Eaton Corporation Plc. (ETN), a producer of power management, hydraulic systems and aerospace components, is forecasted to grow its EPS by 9.3% per year for the next five years, 53% better than over the past five years. In 2013, the company expects that its revenues will rise 42%, driven by accretive acquisitions completed in 2012, including that of Cooper Industries. Operating earnings are expected to set a new record this year. Based on the midpoint of the company's 2013 guidance, they will rise 8%. Especially strong is the company's electrical business. The rebounding economic growth bodes well for the company's prospects. Especially beneficial to future growth will be emerging market expansion, datacenter upgrades, and a construction industry rebound. Aside from being a growth play, the stock is also attractive on valuation. Its trailing and forward P/Es are 14.9x and 13.5x, respectively, both below industry multiples. However, the stock's price-to-book of 3.3 is higher than the industry average and the company's five-year average ratio. Eaton Corporation has a ROE of 17.6% and a long-term debt to equity of 45%. In the third quarter of 2012, the stock was popular with John A. Levin (Levin Capital Strategies) and billionaire Ken Griffin (Citadel Investment Group).

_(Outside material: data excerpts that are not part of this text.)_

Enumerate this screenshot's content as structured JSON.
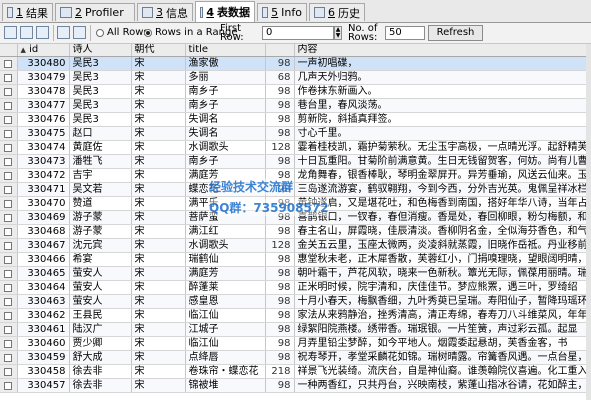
{
  "tabs": [
    {
      "num": "1",
      "label": "结果",
      "icon": "result-icon"
    },
    {
      "num": "2",
      "label": "Profiler",
      "icon": "profiler-icon"
    },
    {
      "num": "3",
      "label": "信息",
      "icon": "info-icon"
    },
    {
      "num": "4",
      "label": "表数据",
      "icon": "table-data-icon"
    },
    {
      "num": "5",
      "label": "Info",
      "icon": "info-icon"
    },
    {
      "num": "6",
      "label": "历史",
      "icon": "history-icon"
    }
  ],
  "active_tab": "表数据",
  "toolbar": {
    "all_rows_label": "All Rows",
    "rows_in_range_label": "Rows in a Range",
    "first_row_label": "First Row:",
    "first_row_value": "0",
    "no_of_rows_label": "No. of Rows:",
    "no_of_rows_value": "50",
    "refresh_label": "Refresh"
  },
  "columns": [
    "id",
    "诗人",
    "朝代",
    "title",
    "",
    "内容"
  ],
  "rows": [
    {
      "id": "330480",
      "poet": "吴民3",
      "dynasty": "宋",
      "title": "渔家傲",
      "size": "98",
      "content": "一声初唱碟，"
    },
    {
      "id": "330479",
      "poet": "吴民3",
      "dynasty": "宋",
      "title": "多丽",
      "size": "68",
      "content": "几声天外归鸦。"
    },
    {
      "id": "330478",
      "poet": "吴民3",
      "dynasty": "宋",
      "title": "南乡子",
      "size": "98",
      "content": "作卷抹东新画入。"
    },
    {
      "id": "330477",
      "poet": "吴民3",
      "dynasty": "宋",
      "title": "南乡子",
      "size": "98",
      "content": "巷台里，春风淡荡。"
    },
    {
      "id": "330476",
      "poet": "吴民3",
      "dynasty": "宋",
      "title": "失调名",
      "size": "98",
      "content": "剪新院，斜插真拜签。"
    },
    {
      "id": "330475",
      "poet": "赵口",
      "dynasty": "宋",
      "title": "失调名",
      "size": "98",
      "content": "寸心千里。"
    },
    {
      "id": "330474",
      "poet": "黄庭佐",
      "dynasty": "宋",
      "title": "水调歌头",
      "size": "128",
      "content": "霎着桂枝凯，霜护菊萦秋。无尘玉宇高极，一点晴光浮。起舒精芙"
    },
    {
      "id": "330473",
      "poet": "潘牲飞",
      "dynasty": "宋",
      "title": "南乡子",
      "size": "98",
      "content": "十日瓦重阳。甘菊阶前满意黄。生日无钱留贺客，何妨。尚有儿曹"
    },
    {
      "id": "330472",
      "poet": "吉宇",
      "dynasty": "宋",
      "title": "满庭芳",
      "size": "98",
      "content": "龙角舞春，银香棒耿，琴明金翠屏开。异芳垂瑜，风送云仙来。玉"
    },
    {
      "id": "330471",
      "poet": "吴文若",
      "dynasty": "宋",
      "title": "蝶恋花",
      "size": "98",
      "content": "三岛遂流游宴，鹤驭翱翔，今到今西，分外吉光英。鬼佩呈祥冰栏，广寨仙"
    },
    {
      "id": "330470",
      "poet": "赞道",
      "dynasty": "宋",
      "title": "满平乐",
      "size": "98",
      "content": "黄钟遂启，又是堪花吐，和色梅香到南国，搭好年华八诗，当年占"
    },
    {
      "id": "330469",
      "poet": "游子蒙",
      "dynasty": "宋",
      "title": "菩萨蛮",
      "size": "98",
      "content": "喜鹊银口，一钗春，春但消瘦。香是处，春回柳眼，粉匀梅额，和"
    },
    {
      "id": "330468",
      "poet": "游子蒙",
      "dynasty": "宋",
      "title": "满江红",
      "size": "98",
      "content": "春主名山，屏霞晓，佳辰清淡。香柳阴名金，全似海芬香色，和气"
    },
    {
      "id": "330467",
      "poet": "沈元宾",
      "dynasty": "宋",
      "title": "水调歌头",
      "size": "128",
      "content": "金关五云里，玉座太微两，炎凌斜就蒸霞，旧晓作岳祗。丹业移前"
    },
    {
      "id": "330466",
      "poet": "希宴",
      "dynasty": "宋",
      "title": "瑞鹤仙",
      "size": "98",
      "content": "惠堂秋未老，正木犀香散，芙蓉红小，门捐嗅理晓，望眼阔明晴，"
    },
    {
      "id": "330465",
      "poet": "萤安人",
      "dynasty": "宋",
      "title": "满庭芳",
      "size": "98",
      "content": "朝叶霜干，芦花风软，晓来一色新秋。簟光无际，佩葆用丽晴。瑞"
    },
    {
      "id": "330464",
      "poet": "萤安人",
      "dynasty": "宋",
      "title": "醉蓬莱",
      "size": "98",
      "content": "正米明时候，院宇清和，庆佳佳节。梦应熊罴，遇三叶，罗绮绍"
    },
    {
      "id": "330463",
      "poet": "萤安人",
      "dynasty": "宋",
      "title": "感皇恩",
      "size": "98",
      "content": "十月小春天，梅飘香细，九叶秀萸已呈瑞。寿阳仙子，暂降玛瑶环"
    },
    {
      "id": "330462",
      "poet": "王县民",
      "dynasty": "宋",
      "title": "临江仙",
      "size": "98",
      "content": "家法从来鸦静治，挫秀清高，清正寿绵，春寿刀八斗维菜风，年年正月尾，"
    },
    {
      "id": "330461",
      "poet": "陆汉广",
      "dynasty": "宋",
      "title": "江城子",
      "size": "98",
      "content": "绿絮阳院燕楼。绣带香。瑞珉银。一片笙簧，声过彩云孤。起显"
    },
    {
      "id": "330460",
      "poet": "贾少卿",
      "dynasty": "宋",
      "title": "临江仙",
      "size": "98",
      "content": "月弄里铅尘梦醉，如今平地人。烟霞委起悬胡，芙香金客，书"
    },
    {
      "id": "330459",
      "poet": "舒大成",
      "dynasty": "宋",
      "title": "点绛唇",
      "size": "98",
      "content": "祝寿琴开，孝堂采麟花如锦。瑞树晴露。帘篝香风遇。一点台星，"
    },
    {
      "id": "330458",
      "poet": "徐去非",
      "dynasty": "宋",
      "title": "卷珠帘・蝶恋花",
      "size": "218",
      "content": "祥景飞光装绮。流庆台，自是神仙裔。谁羡翰院仪喜遍。化工重入"
    },
    {
      "id": "330457",
      "poet": "徐去非",
      "dynasty": "宋",
      "title": "锦被堆",
      "size": "98",
      "content": "一种两香红，只共丹台，兴映南枝，紫蓬山指冰谷请，花如醉主，香"
    }
  ],
  "watermark": {
    "line1": "经验技术交流群",
    "line2": "QQ群：735908572"
  }
}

Foot Locker, Inc. (FL), a footwear retailer, is expected to boost its EPS at an average annual rate of 12.1% for the next five years. That rate of EPS growth compares to a meager 2.7% per year achieved over the past five years. The company is positioned as a market leader in basketball shoes retailing, in which demand is robust. Analysts also believe that the company can benefit from a "renewed focus on women's performance apparel" and that "unit growth potential exists in Europe." NPD Group reports that overall U.S. athletic footwear sales grew 4% in 2012, driven by double-digit growth in basketball and cross-training shoes. NPD Group expects that "pricing will likely be a tailwind for the industry, as consumers continue to buy new products that feature neon colors, new technology or even a retro look." Foot Locker has been successful in passing on higher prices to consumers. In addition to being attractive on growth, the stock is also a value play. Its ROE is 17% and its long-term debt to equity is a mere 6%. The company's trailing and forward P/Es are 14.6x and 12.5x, respectively, both below industry multiples. In the third quarter of 2012, Ken Griffin slashed his position in FL by 55% to almost $71 million, while Cliff Asness boosted his stake by 24% to more than $60 million.